Two types of press releases a company can issue....

These are similar to the two types of evidence presented in a court room during a trial.

Type 1) The smoking gun.... this evidence proves someones guilt or innocence beyond a reasonable doubt. Could be a fingerprint on the murder weapon, a credible eye witness, a video taped confession etc.

Type 2) One piece of a larger puzzle that paints a picture of what happened and what could happen. The judge or jury assembles and weighs these pieces of evidence and comes up with a verdict based on a preponderance of evidence.

Smoking gun PR's Deal with Walmart, buy out, large contracts, partnerships with Fortune 500 companies are some examples.

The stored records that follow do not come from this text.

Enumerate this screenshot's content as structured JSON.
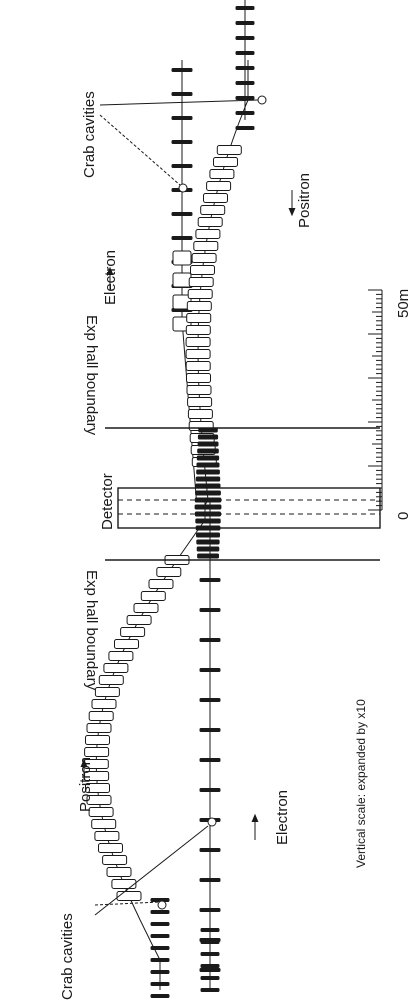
{
  "labels": {
    "crab_cavities_top": "Crab cavities",
    "crab_cavities_bottom": "Crab cavities",
    "electron_top": "Electron",
    "positron_top": "Positron",
    "electron_bottom": "Electron",
    "positron_bottom": "Positron",
    "exp_hall_upper": "Exp hall boundary",
    "exp_hall_lower": "Exp hall boundary",
    "detector": "Detector",
    "vertical_scale": "Vertical scale: expanded by x10"
  },
  "scale_bar": {
    "start_label": "0",
    "end_label": "50m"
  },
  "colors": {
    "ink": "#1a1a1a",
    "background": "#ffffff"
  }
}
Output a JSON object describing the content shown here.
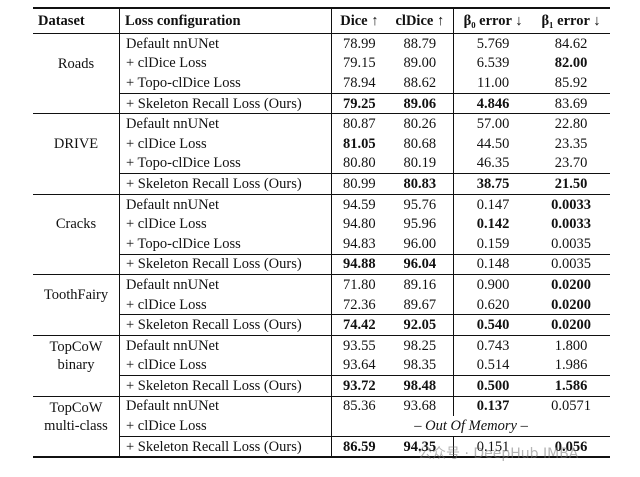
{
  "header": [
    "Dataset",
    "Loss configuration",
    "Dice ↑",
    "clDice ↑",
    "β₀ error ↓",
    "β₁ error ↓"
  ],
  "groups": [
    {
      "dataset": "Roads",
      "rows": [
        {
          "loss": "Default nnUNet",
          "values": [
            "78.99",
            "88.79",
            "5.769",
            "84.62"
          ]
        },
        {
          "loss": "+ clDice Loss",
          "values": [
            "79.15",
            "89.00",
            "6.539",
            "82.00"
          ]
        },
        {
          "loss": "+ Topo-clDice Loss",
          "values": [
            "78.94",
            "88.62",
            "11.00",
            "85.92"
          ]
        },
        {
          "loss": "+ Skeleton Recall Loss (Ours)",
          "values": [
            "79.25",
            "89.06",
            "4.846",
            "83.69"
          ]
        }
      ]
    },
    {
      "dataset": "DRIVE",
      "rows": [
        {
          "loss": "Default nnUNet",
          "values": [
            "80.87",
            "80.26",
            "57.00",
            "22.80"
          ]
        },
        {
          "loss": "+ clDice Loss",
          "values": [
            "81.05",
            "80.68",
            "44.50",
            "23.35"
          ]
        },
        {
          "loss": "+ Topo-clDice Loss",
          "values": [
            "80.80",
            "80.19",
            "46.35",
            "23.70"
          ]
        },
        {
          "loss": "+ Skeleton Recall Loss (Ours)",
          "values": [
            "80.99",
            "80.83",
            "38.75",
            "21.50"
          ]
        }
      ]
    },
    {
      "dataset": "Cracks",
      "rows": [
        {
          "loss": "Default nnUNet",
          "values": [
            "94.59",
            "95.76",
            "0.147",
            "0.0033"
          ]
        },
        {
          "loss": "+ clDice Loss",
          "values": [
            "94.80",
            "95.96",
            "0.142",
            "0.0033"
          ]
        },
        {
          "loss": "+ Topo-clDice Loss",
          "values": [
            "94.83",
            "96.00",
            "0.159",
            "0.0035"
          ]
        },
        {
          "loss": "+ Skeleton Recall Loss (Ours)",
          "values": [
            "94.88",
            "96.04",
            "0.148",
            "0.0035"
          ]
        }
      ]
    },
    {
      "dataset": "ToothFairy",
      "rows": [
        {
          "loss": "Default nnUNet",
          "values": [
            "71.80",
            "89.16",
            "0.900",
            "0.0200"
          ]
        },
        {
          "loss": "+ clDice Loss",
          "values": [
            "72.36",
            "89.67",
            "0.620",
            "0.0200"
          ]
        },
        {
          "loss": "+ Skeleton Recall Loss (Ours)",
          "values": [
            "74.42",
            "92.05",
            "0.540",
            "0.0200"
          ]
        }
      ]
    },
    {
      "dataset": "TopCoW binary",
      "rows": [
        {
          "loss": "Default nnUNet",
          "values": [
            "93.55",
            "98.25",
            "0.743",
            "1.800"
          ]
        },
        {
          "loss": "+ clDice Loss",
          "values": [
            "93.64",
            "98.35",
            "0.514",
            "1.986"
          ]
        },
        {
          "loss": "+ Skeleton Recall Loss (Ours)",
          "values": [
            "93.72",
            "98.48",
            "0.500",
            "1.586"
          ]
        }
      ]
    },
    {
      "dataset": "TopCoW multi-class",
      "rows": [
        {
          "loss": "Default nnUNet",
          "values": [
            "85.36",
            "93.68",
            "0.137",
            "0.0571"
          ]
        },
        {
          "loss": "+ clDice Loss",
          "note": "– Out Of Memory –"
        },
        {
          "loss": "+ Skeleton Recall Loss (Ours)",
          "values": [
            "86.59",
            "94.35",
            "0.151",
            "0.056"
          ]
        }
      ]
    }
  ],
  "watermark": "公众号 · DeepHub IMBA"
}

SIVC PR's are more type 2, each piece is another part of the puzzle. Based on a preponderance of evidence presented to us as investors SIVC seems to be wildly undervalued.

The best thing about this is it keeps the flippers away from SIVC. Gives us a more stable stock price with great support.
Slowly rising in value consistently since January.

The only smoking gun PR's we could see from SIVC would be
buyout for 30 cents a share, Hunter Wise or Kensington Cross buying a 20% stake in SIVC for 20 million dollars.

Every PR you seem dissapointed that you didn't get that smoking gun PR to make SIVC stock price go kaboom.

Here's an interesting article I found
Titled....Trying to see the forest through the trees - Welcome to Macroeconomics!

Ateacher of mine once explained the difference between micro and macro using the example of a tree and a forest. Microeconomics is the like the study of an individual tree, standing in a thick forest of thousands of individual trees of different species. A microeconomist might study the systems that make an individual tree function efficiently, providing it with the sustanence it needs to thrive in the forest. A macroeconomist, however, will take a broader look at the forest as a whole, and observe how the thousands of trees work together in conjunction with the sun, the soil, the oxygen, nitrogen, and H2O in the environment that make the entire forest function efficiently as one giant organism.

Put literally, the tree is like an individual market. This may be a product market like the market for apples, or a resource market like the market for apple pickers. Microeconomists will study the characteristics of an individual market: the firms and their costs, tradeoffs, challenges presented by competition or the inefficiencies that result from a lack thereof, and the buyers in the market: the alternatives and trade-offs they face, the utility they receive and the decisions they make based on these factors. Microeconomics concerns itself not with the health of the economy as a whole, rather with the individual markets, firms, and consumers within the economy, and the challenges of efficiency and resource allocation faced by those markets.

Macroeconomics, on the other hand, studies the health of the economy as a whole. Macro deals with aggregates, or “collections of specific economic units treated as if they were one. ” For example, instead of studying price of a product, as a microeconomist would, a macroeconomist looks at the price level in the whole economy. Whereas a microeconomist looks at supply and demand in a particular market, a macroeconomist studies aggregate supply and aggregate demand, assessing the collective marginal benefit of all consumers and marginal costs of all producers. Instead of quantity supplied, the macroeconomist examines aggregate output, or gross domestic product. Instead of underallocation and overallocation of resources, the macroeconomists concerns himself with unemployment and inflation.


My point is try and stay focused on the bigger long term picture with SIVC. That's where the true feel good part of this story is coming from. Ultimately that's what will take SIVC share price much higher imho.